I myself, having exercised myself no less in sculpture than in
painting and doing both one and the other in the same degree, it
seems to me that I can, without invidiousness, pronounce an opinion
as to which of the two is of the greatest merit and difficulty and
perfection. In the first place sculpture requires a certain light,
that is from above, a picture carries everywhere with it its own
light and shade. Thus sculpture owes its importance to light and
shade, and the sculptor is aided in this by the nature, of the
relief which is inherent in it, while the painter whose art
expresses the accidental aspects of nature, places his effects in
the spots where nature must necessarily produce them. The sculptor
cannot diversify his work by the various natural colours of objects;
painting is not defective in any particular. The sculptor when he
uses perspective cannot make it in any way appear true; that of the
painter can appear like a hundred miles beyond the picture itself.

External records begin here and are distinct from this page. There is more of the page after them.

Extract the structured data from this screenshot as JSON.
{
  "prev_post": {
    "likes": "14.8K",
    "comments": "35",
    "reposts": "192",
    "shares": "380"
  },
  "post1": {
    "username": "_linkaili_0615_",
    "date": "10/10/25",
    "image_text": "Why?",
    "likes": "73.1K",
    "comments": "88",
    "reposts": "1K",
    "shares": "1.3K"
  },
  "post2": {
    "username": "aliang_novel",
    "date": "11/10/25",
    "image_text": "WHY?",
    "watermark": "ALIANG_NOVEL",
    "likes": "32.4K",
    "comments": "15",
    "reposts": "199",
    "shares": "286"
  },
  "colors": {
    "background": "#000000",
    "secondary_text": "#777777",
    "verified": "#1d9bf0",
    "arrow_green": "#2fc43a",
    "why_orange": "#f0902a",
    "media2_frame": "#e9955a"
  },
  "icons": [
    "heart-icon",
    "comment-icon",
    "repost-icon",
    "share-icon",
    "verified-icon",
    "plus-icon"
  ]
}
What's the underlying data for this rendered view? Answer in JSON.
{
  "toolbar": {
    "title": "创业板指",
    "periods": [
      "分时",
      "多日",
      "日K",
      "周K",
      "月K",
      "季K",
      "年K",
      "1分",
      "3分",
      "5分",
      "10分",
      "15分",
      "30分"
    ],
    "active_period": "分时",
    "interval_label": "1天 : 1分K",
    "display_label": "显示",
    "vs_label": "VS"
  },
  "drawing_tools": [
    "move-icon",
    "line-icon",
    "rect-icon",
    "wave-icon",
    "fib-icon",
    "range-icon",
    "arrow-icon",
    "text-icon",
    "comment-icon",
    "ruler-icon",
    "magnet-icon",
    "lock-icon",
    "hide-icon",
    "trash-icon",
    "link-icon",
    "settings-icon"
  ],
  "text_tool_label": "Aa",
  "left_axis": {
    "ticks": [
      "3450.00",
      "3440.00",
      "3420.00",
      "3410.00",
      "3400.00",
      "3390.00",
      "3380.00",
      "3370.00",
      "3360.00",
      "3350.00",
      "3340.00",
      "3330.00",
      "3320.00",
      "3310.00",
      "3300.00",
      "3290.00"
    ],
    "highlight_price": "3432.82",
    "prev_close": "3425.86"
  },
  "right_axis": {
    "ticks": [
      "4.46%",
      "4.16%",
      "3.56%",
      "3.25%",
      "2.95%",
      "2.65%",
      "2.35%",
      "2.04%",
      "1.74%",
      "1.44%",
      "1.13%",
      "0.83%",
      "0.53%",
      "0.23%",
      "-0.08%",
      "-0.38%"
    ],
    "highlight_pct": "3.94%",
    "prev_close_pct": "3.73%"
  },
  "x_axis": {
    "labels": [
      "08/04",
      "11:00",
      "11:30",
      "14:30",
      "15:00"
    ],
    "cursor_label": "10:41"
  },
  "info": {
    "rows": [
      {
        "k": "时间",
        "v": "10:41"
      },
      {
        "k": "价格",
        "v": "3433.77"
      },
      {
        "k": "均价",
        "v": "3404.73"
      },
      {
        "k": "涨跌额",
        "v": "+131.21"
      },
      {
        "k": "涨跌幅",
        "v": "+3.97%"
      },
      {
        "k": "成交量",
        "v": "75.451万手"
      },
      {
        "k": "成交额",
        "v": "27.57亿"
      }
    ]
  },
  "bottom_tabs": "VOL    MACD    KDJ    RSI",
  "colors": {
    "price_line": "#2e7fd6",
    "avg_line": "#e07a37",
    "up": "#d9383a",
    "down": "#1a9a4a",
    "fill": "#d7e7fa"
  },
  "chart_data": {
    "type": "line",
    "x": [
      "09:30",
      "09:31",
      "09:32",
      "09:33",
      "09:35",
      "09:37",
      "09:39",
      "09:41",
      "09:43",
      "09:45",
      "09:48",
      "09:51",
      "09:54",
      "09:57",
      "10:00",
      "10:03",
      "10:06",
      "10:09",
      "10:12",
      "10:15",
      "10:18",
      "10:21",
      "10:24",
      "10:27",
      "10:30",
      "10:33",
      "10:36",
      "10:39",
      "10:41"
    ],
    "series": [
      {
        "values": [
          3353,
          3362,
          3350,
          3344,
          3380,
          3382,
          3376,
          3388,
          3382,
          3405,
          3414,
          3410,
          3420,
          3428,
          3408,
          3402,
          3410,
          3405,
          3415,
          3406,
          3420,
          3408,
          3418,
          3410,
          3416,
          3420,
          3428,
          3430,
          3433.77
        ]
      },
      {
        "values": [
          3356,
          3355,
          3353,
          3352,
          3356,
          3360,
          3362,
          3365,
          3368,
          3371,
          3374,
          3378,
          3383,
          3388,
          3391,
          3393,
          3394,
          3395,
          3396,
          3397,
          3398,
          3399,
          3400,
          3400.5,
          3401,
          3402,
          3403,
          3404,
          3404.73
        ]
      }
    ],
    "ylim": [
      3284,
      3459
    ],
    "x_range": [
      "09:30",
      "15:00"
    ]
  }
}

Their works have no aerial perspective whatever, they cannot
represent transparent bodies, they cannot represent luminous bodies,
nor reflected lights, nor lustrous bodies--as mirrors and the like
polished surfaces, nor mists, nor dark skies, nor an infinite number
of things which need not be told for fear of tedium. As regards the
power of resisting time, though they have this resistance [Footnote
19: From what is here said as to painting on copper it is very
evident that Leonardo was not acquainted with the method of painting
in oil on thin copper plates, introduced by the Flemish painters of
the XVIIth century. J. LERMOLIEFF has already pointed out that in
the various collections containing pictures by the great masters of
the Italian Renaissance, those painted on copper (for instance the
famous reading Magdalen in the Dresden Gallery) are the works of a
much later date (see _Zeitschrift fur bildende Kunst_. Vol. X pg.
333, and: _Werke italienischer Master in den Galerien von Munchen,
Dresden und Berlin_. Leipzig 1880, pg. 158 and 159.)--Compare No.
654, 29.], a picture painted on thick copper covered with white
enamel on which it is painted with enamel colours and then put into
the fire again and baked, far exceeds sculpture in permanence. It
may be said that if a mistake is made it is not easy to remedy it;
it is but a poor argument to try to prove that a work be the nobler
because oversights are irremediable; I should rather say that it
will be more difficult to improve the mind of the master who makes
such mistakes than to repair the work he has spoilt.